よつて、刑事訴訟法第四百二十六条第一項を準用し、本件各申立を棄却すべきものとして主文のとおり決定する。
(裁判官 三浦克已 片桐英才 浜秀和)
準抗告申立書
(被告人氏名略)
申立の趣旨
右の者三名に対する暴力行為等処罰に関する法律違反被疑事件につき、昭和三十四年七月二十日秋田警察署司法警察員警部佐藤政五郎が秋田営林局内全林野労働組合秋田地方本部事務局においてなした押収処分、同日米内沢警察署司法警察員警部補大山茂が合川営林署内全林野労働組合合川営林署分会事務局においてなした押収処分は、それぞれ取消す。
申立の理由
一、本件被疑事実はまつたくの偶然的事件である。そのことは本件において発せられた逮捕状および勾留状の記載事実を綿密に読みくらべれば判明する。

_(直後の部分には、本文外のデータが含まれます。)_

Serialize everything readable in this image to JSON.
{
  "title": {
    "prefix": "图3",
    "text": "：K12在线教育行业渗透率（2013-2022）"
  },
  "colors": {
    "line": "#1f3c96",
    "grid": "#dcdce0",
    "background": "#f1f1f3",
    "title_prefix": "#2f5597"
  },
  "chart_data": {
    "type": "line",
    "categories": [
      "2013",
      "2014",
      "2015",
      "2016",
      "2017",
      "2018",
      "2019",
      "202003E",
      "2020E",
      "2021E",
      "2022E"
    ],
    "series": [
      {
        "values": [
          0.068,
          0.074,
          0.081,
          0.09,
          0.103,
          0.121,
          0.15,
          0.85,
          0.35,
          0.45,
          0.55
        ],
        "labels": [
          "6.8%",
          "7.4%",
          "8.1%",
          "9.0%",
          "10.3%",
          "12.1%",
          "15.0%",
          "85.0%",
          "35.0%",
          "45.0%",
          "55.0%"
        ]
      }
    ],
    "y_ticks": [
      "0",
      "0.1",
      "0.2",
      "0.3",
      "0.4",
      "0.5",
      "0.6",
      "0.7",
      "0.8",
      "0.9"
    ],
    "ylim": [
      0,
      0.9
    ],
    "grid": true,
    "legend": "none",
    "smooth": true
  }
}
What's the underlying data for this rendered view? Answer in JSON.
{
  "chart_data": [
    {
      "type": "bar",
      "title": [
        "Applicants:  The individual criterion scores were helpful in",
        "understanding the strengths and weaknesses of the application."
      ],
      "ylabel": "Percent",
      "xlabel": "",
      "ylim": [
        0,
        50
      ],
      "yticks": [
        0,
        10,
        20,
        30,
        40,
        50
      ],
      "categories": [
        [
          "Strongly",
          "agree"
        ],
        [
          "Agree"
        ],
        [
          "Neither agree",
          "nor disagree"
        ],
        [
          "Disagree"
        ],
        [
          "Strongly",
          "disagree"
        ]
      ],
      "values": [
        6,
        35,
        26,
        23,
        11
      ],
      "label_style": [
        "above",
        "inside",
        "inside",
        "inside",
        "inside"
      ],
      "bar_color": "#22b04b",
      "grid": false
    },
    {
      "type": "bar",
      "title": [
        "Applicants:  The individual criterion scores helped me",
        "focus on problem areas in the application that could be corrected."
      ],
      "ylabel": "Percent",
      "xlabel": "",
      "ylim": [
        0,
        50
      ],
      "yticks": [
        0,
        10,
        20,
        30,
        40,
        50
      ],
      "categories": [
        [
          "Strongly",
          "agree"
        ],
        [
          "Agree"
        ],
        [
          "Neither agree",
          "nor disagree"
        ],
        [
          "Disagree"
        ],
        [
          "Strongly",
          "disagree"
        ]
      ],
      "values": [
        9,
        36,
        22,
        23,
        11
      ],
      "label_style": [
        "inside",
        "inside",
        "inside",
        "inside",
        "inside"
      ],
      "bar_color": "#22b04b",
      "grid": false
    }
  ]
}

二、警察当局は事前に被害者と称する横尾幸八及び佐藤良辰に事情をきいているに相違ない。そうすれば本件が偶発的な事件であることはあらかじめわかつていたと思う。
三、逮捕状に被告人三名が共謀しとあるが、勾留状、起訴状には、共謀の事実はなくなつている。それはとても共謀などといえる状況になかつたことを示す。なぜ逮捕状に共謀といれたか。それにはたくらみがある。共謀を組合の指示とむすびつけて、労働組合の書類を手に入れるため捜索差押令状をうる手段として、共謀の字をわざわざいれたのである。
四、このような押収処分は令状にもとずくとは、労働組合活動の情報を不正な手段で手に入れようとし、また組合活動を妨害する目的でなされた処分であるから、憲法第二十八条に違反する不法な処分である。
五、仮りに警察官が捜査の端緒において計画された事件であるという疑うに足りる相当な理由があつたとしても、起訴の現段階において偶発的事件であることがあきらかになり、全林野労働組合秋田地方本部、同合川営林署分会の活動と直接には関係がなく、その書類は事件に関連性がないことが判明したのであるから、ただちにその全部を返還すべきであるにもかかわらず、なお、その押収をつづけていることは憲法第二十八条の団結権に対する侵害である。
六、全林野労働組合合川営林署分会事務局の捜索において大山茂は同分会書記長伊原喜八郎がその場にいたにもかかわらず、同分会と労働条件について争いがあり、交渉中であつた相手方の合川営林署長川島正子を立会人として組合関係書類一切を閲覧させて、同分会の内情をしらせ、押収品目録を右川島に交付した。右の処分は憲法第二十条の団結権の侵害である。同分会事務局は合川営林署の建物内にあるが、その室は同分会に貸与されており、同分会の排他的な占有権があり署長といえどもみだりに立入できるものでなく、まして保管されている書類を閲覧したり処分する権利はない。この捜索差押は刑事訴訟法第百十四条第二項によるべきであつて、同条第一項によるべき性質のものではない。また右川島は押収された書類の所有者、所持者若しくは保管者又はこれらの者に代るべき者でないことはあきらかであるから、その者に対する押収品目録の交付が刑事訴訟法第百二十条に違反することはいうまでもない。